First post, by feipoa
- Rank
- l33t++
I pulled two of my PIII systems out of the closet recently. One system is a dual PIII-850 coppermine, the other is a dual PIII Tualatin 1.5 GHz. They run XP Pro SP3 with POS2009 updates.The last I updated was sometime in late 2016 on the Tualatin and early 2017 on the Coppermine. Since I had the systems out, I decided to let the Windows Update Service update both systems. Well, it seems there is some update or group of updates between late 2016 until now which is causing issues. The Win32 Services hangs with an unexpected error. The system doesn't work well now, like it is expecting some services to be running and is waiting for them to come alive. Update service doesn't work. Cannot really do anything. It boots, but even with automatic updates disabled, it spits out an "unexpected" Win32 error. I looked up the particular error on google, but it is so general that it can be anything.
During installation of automatic updates, the system seems to need to reboot a few times in sequence. This is not unexpected as there are over 2 years worth of updates. The following updates caused errors,
.NET Framework 3.0 - KB4338597
.NET Framework 2.0 - KB4014580
.NET Framework 2.0 - KB4054178
KB3163249
however I am uncertain if an update just prior to these is what was leading to the errors of later updates. As I have a P4 Prescott and an Opteron 185 receiving the same updates without error, I suspect some updates are requiring a CPU-specific hardware feature, e.g. SSE2 or SSE3, in which the PIII does not possess. I would have thought that the update process would have checked for this condition though.
Have any of you run into this issue and determined which update or updates are causing the problem? Two years worth of updates is a lot to go through one by one. I think there were 92 updates. I used a restore point to restore both systems back to the state just before running today's updates, so at least I'm back at square one.

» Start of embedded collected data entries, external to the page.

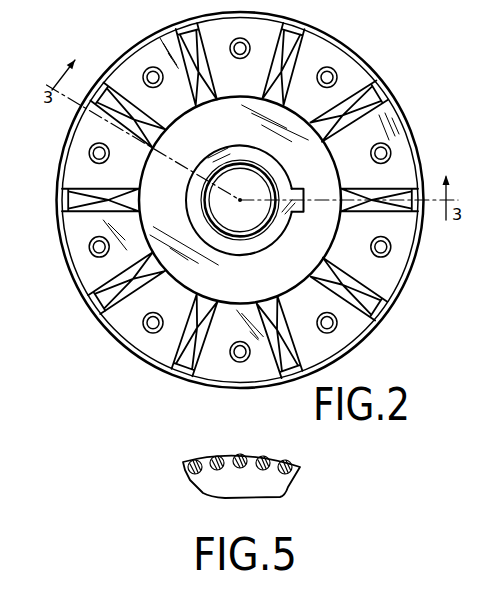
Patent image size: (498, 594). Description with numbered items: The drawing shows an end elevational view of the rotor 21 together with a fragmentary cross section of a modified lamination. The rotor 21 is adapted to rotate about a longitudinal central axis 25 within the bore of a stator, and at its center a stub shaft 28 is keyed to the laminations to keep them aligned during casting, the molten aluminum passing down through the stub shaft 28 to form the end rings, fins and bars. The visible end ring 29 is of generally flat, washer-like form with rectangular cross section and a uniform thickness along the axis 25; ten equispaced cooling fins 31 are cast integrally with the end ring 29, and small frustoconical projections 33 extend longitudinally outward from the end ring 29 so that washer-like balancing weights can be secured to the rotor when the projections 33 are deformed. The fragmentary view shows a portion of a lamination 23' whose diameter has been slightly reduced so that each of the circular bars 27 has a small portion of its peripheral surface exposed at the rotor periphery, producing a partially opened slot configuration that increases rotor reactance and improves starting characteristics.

In FIG. 2, the rotor 21 is at (414, 296).
In FIG. 2, the longitudinal central axis 25 is at (239, 200).
In FIG. 2, the stub shaft 28 is at (242, 152).
In FIG. 2, the end ring 29 is at (157, 347).
In FIG. 2, the cooling fins 31 is at (302, 353).
In FIG. 2, the frustoconical projections 33 is at (335, 73).
In FIG. 5, the bars 27 is at (241, 457).
In FIG. 5, the lamination 23' is at (259, 488).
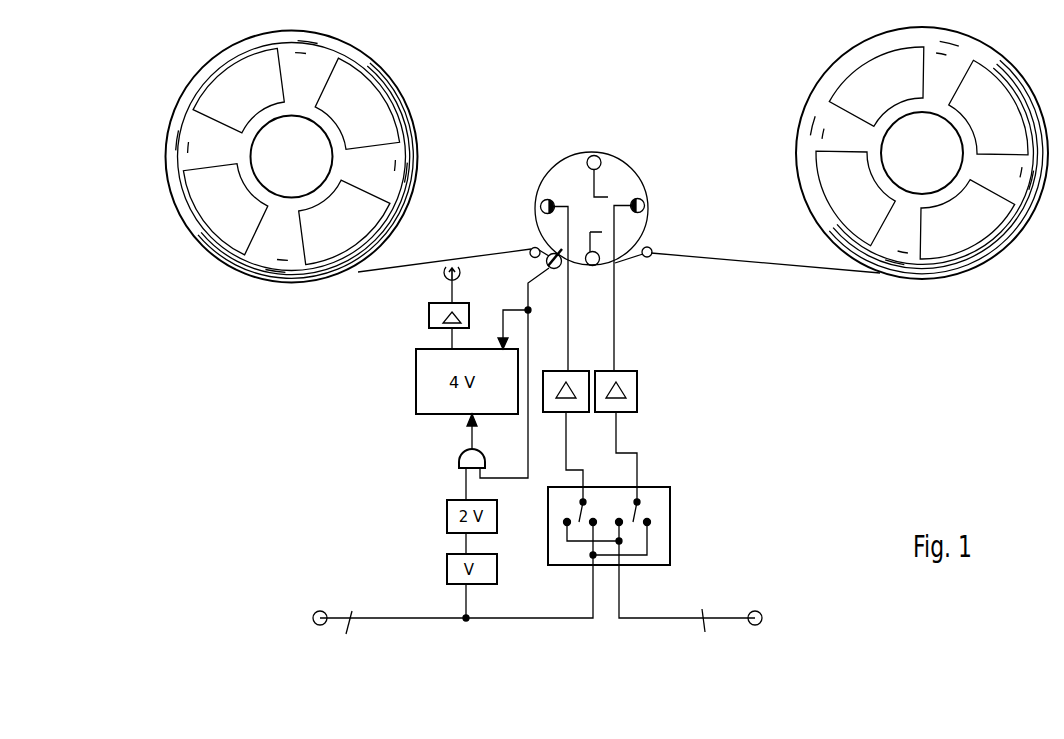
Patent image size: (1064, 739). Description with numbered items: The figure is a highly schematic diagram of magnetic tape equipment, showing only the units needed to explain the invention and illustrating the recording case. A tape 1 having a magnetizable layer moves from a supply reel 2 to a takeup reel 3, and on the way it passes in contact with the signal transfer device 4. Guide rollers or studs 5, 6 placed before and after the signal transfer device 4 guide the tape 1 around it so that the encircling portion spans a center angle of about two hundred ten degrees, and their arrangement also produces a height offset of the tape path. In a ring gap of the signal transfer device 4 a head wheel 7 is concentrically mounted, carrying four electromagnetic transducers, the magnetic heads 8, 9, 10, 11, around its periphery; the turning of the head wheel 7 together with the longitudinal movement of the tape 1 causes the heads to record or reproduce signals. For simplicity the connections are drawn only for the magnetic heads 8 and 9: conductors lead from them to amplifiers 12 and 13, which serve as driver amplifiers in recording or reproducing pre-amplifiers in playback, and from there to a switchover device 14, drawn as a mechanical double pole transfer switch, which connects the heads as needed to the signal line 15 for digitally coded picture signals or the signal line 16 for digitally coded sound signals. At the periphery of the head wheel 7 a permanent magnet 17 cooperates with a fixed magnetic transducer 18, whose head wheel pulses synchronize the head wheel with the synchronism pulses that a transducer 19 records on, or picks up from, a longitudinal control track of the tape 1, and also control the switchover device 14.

The tape 1 is at (722, 257).
The supply reel 2 is at (327, 37).
The takeup reel 3 is at (963, 42).
The signal transfer device 4 is at (598, 232).
The guide roller 5 is at (532, 247).
The guide roller 6 is at (650, 250).
The head wheel 7 is at (565, 168).
The magnetic head 8 is at (542, 201).
The magnetic head 9 is at (641, 202).
The magnetic head 10 is at (597, 155).
The magnetic head 11 is at (600, 260).
The amplifier 12 is at (577, 373).
The amplifier 13 is at (632, 380).
The switchover device 14 is at (658, 497).
The signal line 15 is at (266, 635).
The signal line 16 is at (784, 632).
The permanent magnet 17 is at (554, 244).
The magnetic transducer 18 is at (557, 268).
The transducer 19 is at (463, 272).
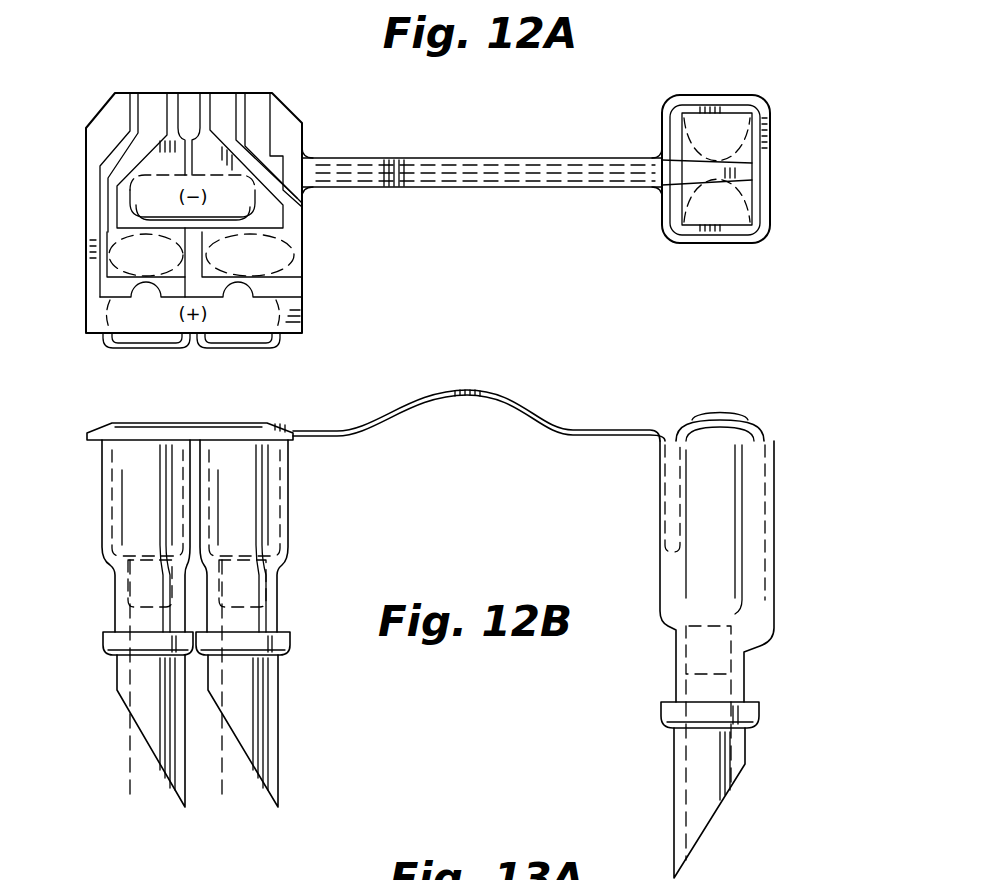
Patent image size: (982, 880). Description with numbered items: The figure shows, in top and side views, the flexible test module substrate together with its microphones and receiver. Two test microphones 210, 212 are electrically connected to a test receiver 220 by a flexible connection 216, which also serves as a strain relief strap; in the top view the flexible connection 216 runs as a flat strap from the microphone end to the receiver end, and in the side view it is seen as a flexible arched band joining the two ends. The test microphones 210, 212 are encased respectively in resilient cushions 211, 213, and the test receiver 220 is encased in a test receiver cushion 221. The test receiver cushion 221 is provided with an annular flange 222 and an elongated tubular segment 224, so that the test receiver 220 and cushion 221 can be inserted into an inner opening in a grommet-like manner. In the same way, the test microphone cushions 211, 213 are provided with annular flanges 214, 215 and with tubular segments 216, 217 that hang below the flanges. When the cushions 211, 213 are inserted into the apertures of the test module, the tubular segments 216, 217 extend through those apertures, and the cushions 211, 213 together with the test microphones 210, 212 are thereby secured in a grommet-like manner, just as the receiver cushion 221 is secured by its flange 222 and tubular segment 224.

The obvious idea is to not install those four KB updates, but I suspect there is more to it than that alone. I was thinking to first install all the Windows OS-specific updates. If OK, move onto .NET, Office, etc. If the issue is Windows OS-specific, break the updates into halves, and halves again until the faulty update is discovered. Very cumbersome though. Lots of restoring the system and trial and error. Anyone run into this issue and find the fault?